Ora, a prescindere da considerazioni economiche, per motivi tecnologici un impianto nucleare è molto rigido, per cui è impensabile accenderlo e spegnerlo frequentemente per seguire l’andamento della domanda. Tenuto conto dell’orografia dell’Italia, le centrali di pompaggio rappresentavano la soluzione più appropriata per mantenere in esercizio gli impianti nucleari, anche quando la domanda non lo avrebbe giustificato.

Come mette in evidenza la figura riportata di sopra (clicca per ingrandire), ancora poco più di dieci anni fa, durante le ore notturnequando la domanda è bassa, parte della potenza elettrica disponibile era infatti utilizzata per azionare le pompe di tali impianti, che trasferiscono acqua da un serbatoio idrico inferiore (di aspirazione) a uno superiore (di mandata) (vedi grafico al seguente link), da cui è di nuovo veicolata a valle, dove alimenta la turbina di una centrale idroelettrica.

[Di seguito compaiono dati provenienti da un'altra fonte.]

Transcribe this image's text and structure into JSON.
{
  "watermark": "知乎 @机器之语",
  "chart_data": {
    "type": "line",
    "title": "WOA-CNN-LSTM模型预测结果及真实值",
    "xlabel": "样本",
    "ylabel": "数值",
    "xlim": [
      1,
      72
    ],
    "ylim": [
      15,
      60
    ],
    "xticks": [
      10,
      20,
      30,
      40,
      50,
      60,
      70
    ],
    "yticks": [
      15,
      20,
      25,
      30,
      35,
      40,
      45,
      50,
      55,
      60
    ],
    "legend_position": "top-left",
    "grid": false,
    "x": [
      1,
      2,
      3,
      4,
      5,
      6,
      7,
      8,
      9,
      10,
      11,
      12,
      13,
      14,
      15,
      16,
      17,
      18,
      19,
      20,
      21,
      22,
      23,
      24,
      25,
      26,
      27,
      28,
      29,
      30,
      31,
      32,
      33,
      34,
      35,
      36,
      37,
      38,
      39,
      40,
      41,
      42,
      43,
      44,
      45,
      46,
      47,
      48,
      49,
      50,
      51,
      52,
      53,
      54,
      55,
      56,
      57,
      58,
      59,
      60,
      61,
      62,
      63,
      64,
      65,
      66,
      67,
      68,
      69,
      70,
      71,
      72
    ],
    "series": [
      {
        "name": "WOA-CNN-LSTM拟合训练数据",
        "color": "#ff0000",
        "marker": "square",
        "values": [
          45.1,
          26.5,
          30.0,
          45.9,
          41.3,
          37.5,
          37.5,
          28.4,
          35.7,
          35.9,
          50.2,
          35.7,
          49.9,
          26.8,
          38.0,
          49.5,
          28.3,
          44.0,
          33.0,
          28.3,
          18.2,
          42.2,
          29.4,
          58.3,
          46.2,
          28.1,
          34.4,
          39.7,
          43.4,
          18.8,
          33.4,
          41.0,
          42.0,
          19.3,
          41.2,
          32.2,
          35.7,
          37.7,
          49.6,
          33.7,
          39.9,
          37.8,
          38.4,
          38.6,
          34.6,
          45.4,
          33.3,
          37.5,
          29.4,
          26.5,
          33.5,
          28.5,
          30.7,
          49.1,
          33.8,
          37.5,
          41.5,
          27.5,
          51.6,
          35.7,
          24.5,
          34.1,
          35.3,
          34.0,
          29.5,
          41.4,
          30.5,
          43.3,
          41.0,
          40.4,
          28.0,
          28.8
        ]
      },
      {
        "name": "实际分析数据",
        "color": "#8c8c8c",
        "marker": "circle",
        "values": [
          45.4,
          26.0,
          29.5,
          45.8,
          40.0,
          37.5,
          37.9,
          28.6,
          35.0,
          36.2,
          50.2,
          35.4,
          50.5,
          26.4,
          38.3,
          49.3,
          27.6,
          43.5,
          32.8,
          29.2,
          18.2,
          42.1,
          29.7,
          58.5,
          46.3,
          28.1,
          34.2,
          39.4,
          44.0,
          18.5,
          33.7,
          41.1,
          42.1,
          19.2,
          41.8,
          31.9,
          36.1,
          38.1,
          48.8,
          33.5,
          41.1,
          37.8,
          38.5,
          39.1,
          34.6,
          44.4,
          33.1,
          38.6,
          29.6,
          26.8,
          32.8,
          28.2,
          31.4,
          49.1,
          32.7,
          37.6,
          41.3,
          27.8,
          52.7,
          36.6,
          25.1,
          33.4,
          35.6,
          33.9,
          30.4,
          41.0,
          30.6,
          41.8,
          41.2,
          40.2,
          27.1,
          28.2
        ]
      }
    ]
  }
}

Poiché l’energia consumata per il pompaggio riduce al 70% o poco più il ricupero commerciale dell’energia spesa, l’economicità o meno dell’operazione dipende dal prezzo dell’energia prodotta nelle ore di massima domanda e dal costo marginale dell’elettricità utilizzata per il pompaggio. Non a caso questi impianti furono concepiti per riempire il serbatoio di mandata con l’energia prodotta da centrali nucleari, che sono a costo marginale basso (circa 20% del costo totale di produzione). Meglio fanno solo gli impianti eolici e fotovoltaici, il cui costo marginale è pressoché nullo (vento e sole sono gratuiti).

Concettualmente gli impianti di pompaggio garantiscono quindi prestazioni analoghe agli accumuli elettrochimici, ma con prestazioni sotto il profilo quantitativo di gran lunga superiori in termini sia di potenza, sia di energia erogabile. Gli impianti di pompaggio possono pertanto svolgere: servizio di potenza, di rampa, di riserva rotante e di regolazione. Hanno quindi un loro naturale sbocco nei servizi di dispacciamento (sia a salire che a scendere).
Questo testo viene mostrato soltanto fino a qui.